Spark 3.0+ introduces runtime query optimization:

# Enable AQE
spark.conf.set("spark.sql.adaptive.enabled", "true")

# AQE features:
# 1. Auto coalesce shuffle partitions
spark.conf.set("spark.sql.adaptive.coalescePartitions.enabled", "true")

# 2. Optimize sort-merge join to broadcast join
spark.conf.set("spark.sql.adaptive.localShuffleReader.enabled", "true")

# 3. Handle skewed joins
spark.conf.set("spark.sql.adaptive.skewJoin.enabled", "true")

# 4. Optimize skew join
spark.conf.set("spark.sql.adaptive.skewJoin.skewedPartitionFactor", "5")
spark.conf.set("spark.sql.adaptive.skewJoin.skewedPartitionThresholdInBytes", "256m")

How AQE Works

# AQE re-optimizes at runtime based on actual data statistics:
# 1. After shuffle, it knows actual partition sizes
# 2. It can merge small partitions
# 3. It can split large partitions
# 4. It can change join strategies based on actual table sizes

# Example: Sort-merge join converted to broadcast join
# Before AQE: Both sides shuffled (expensive)
# After AQE: If one side is small, converted to broadcast join (fast)

# Verify AQE decisions
result.explain("formatted")
# Look for: "AdaptiveSparkPlan" in the plan

Performance Analysis Checklist

💡Query Optimization Checklist

Check EXPLAIN plan for unnecessary shuffles
Verify predicate pushdown (filters near scan)
Check column pruning (only needed columns read)
Verify broadcast joins for small tables
Check partition count (not too many/too few)
Enable AQE for automatic optimization
Cache DataFrames used multiple times
Use bucketing for repeated joins
Monitor Spark UI for stragglers
Profile with Spark UI DAG visualization

Common Optimization Techniques

Technique	When to Use	Expected Improvement
Predicate pushdown	Always	2-10x
Column pruning	Always	2-5x
Broadcast join	Small table < threshold	2-100x
AQE	Always (Spark 3.0+)	1.5-3x
Caching	DataFrame used > once	2-10x
Bucketing	Repeated joins on same key	2-5x
Repartition	Data skew, pre-join	2-10x
Kryo serialization	Always	2-10x

Edge Cases

1. UDFs Prevent Optimization

# UDFs are black boxes — Catalyst can't optimize through them
@udf(returnType=DoubleType())
def my_udf(x):
    return x * 2

# Catalyst can't push filter through this UDF
df.withColumn("result", my_udf(col("value"))) \
  .filter(col("result") > 100)  # Filter applied AFTER UDF

# Better: use built-in functions
df.withColumn("result", col("value") * 2) \
  .filter(col("result") > 100)  # Catalyst can optimize this

2. Skewed Data Prevents Optimization

# Catalyst assumes uniform distribution — skew breaks this
# Enable AQE skew handling
spark.conf.set("spark.sql.adaptive.skewJoin.enabled", "true")

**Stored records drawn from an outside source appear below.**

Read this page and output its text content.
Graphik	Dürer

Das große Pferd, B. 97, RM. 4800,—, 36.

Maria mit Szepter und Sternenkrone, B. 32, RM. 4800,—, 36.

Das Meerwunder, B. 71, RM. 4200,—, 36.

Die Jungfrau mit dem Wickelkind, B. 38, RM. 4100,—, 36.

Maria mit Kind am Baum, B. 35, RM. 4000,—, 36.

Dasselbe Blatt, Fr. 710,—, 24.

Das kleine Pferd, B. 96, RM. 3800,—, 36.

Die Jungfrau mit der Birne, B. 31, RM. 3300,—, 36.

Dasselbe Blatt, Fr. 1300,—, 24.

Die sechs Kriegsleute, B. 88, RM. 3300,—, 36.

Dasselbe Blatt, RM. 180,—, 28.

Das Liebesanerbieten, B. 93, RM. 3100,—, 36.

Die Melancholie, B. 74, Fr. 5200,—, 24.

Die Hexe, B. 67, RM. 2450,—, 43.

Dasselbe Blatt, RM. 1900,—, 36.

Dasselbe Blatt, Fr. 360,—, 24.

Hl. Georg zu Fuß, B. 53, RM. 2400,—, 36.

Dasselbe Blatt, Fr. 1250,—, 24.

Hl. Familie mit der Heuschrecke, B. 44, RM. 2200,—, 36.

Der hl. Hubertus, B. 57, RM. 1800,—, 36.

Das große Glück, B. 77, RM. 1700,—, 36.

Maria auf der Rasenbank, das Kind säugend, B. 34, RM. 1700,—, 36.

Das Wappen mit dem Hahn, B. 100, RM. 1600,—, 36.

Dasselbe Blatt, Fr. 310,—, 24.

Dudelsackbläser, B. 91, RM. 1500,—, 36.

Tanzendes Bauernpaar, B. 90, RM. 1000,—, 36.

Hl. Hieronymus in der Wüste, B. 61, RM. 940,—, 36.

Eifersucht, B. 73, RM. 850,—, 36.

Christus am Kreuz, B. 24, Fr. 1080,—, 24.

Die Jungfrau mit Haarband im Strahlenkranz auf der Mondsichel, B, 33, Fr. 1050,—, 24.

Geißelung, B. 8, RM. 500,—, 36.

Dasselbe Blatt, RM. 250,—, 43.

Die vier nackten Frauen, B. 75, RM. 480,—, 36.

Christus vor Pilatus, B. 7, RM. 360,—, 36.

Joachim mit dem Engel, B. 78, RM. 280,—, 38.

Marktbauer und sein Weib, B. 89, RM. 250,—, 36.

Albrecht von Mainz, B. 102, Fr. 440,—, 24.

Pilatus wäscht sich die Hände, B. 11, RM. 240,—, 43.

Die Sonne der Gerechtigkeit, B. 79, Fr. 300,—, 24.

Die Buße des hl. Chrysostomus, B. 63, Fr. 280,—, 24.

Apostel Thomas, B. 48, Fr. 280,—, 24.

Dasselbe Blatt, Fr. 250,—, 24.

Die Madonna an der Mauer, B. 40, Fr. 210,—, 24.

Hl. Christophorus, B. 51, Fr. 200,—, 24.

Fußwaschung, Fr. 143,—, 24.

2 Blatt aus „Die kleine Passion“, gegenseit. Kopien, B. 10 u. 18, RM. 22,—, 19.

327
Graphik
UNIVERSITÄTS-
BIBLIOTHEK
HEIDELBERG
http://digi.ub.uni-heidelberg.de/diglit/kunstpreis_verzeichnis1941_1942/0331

# Or manually salt skewed keys

3. Dynamic Partition Pruning

# Catalyst prunes partitions based on WHERE clauses
# Ensure partition columns are used directly in filters
spark.sql("""
    SELECT * FROM logs 
    WHERE date = '2024-01-01'  -- Prunes to single partition
""")

# Avoid functions on partition columns
spark.sql("""
    SELECT * FROM logs 
    WHERE to_date(timestamp) = '2024-01-01'  -- No pruning!
""")

Summary

Understanding Catalyst and Tungsten is essential for optimizing Spark queries at Google and Netflix scale. The optimizer applies rule-based and cost-based transformations to convert your query into efficient physical plans. By writing query-friendly code (filtering early, using broadcast hints, enabling AQE), you give Catalyst more opportunities to optimize.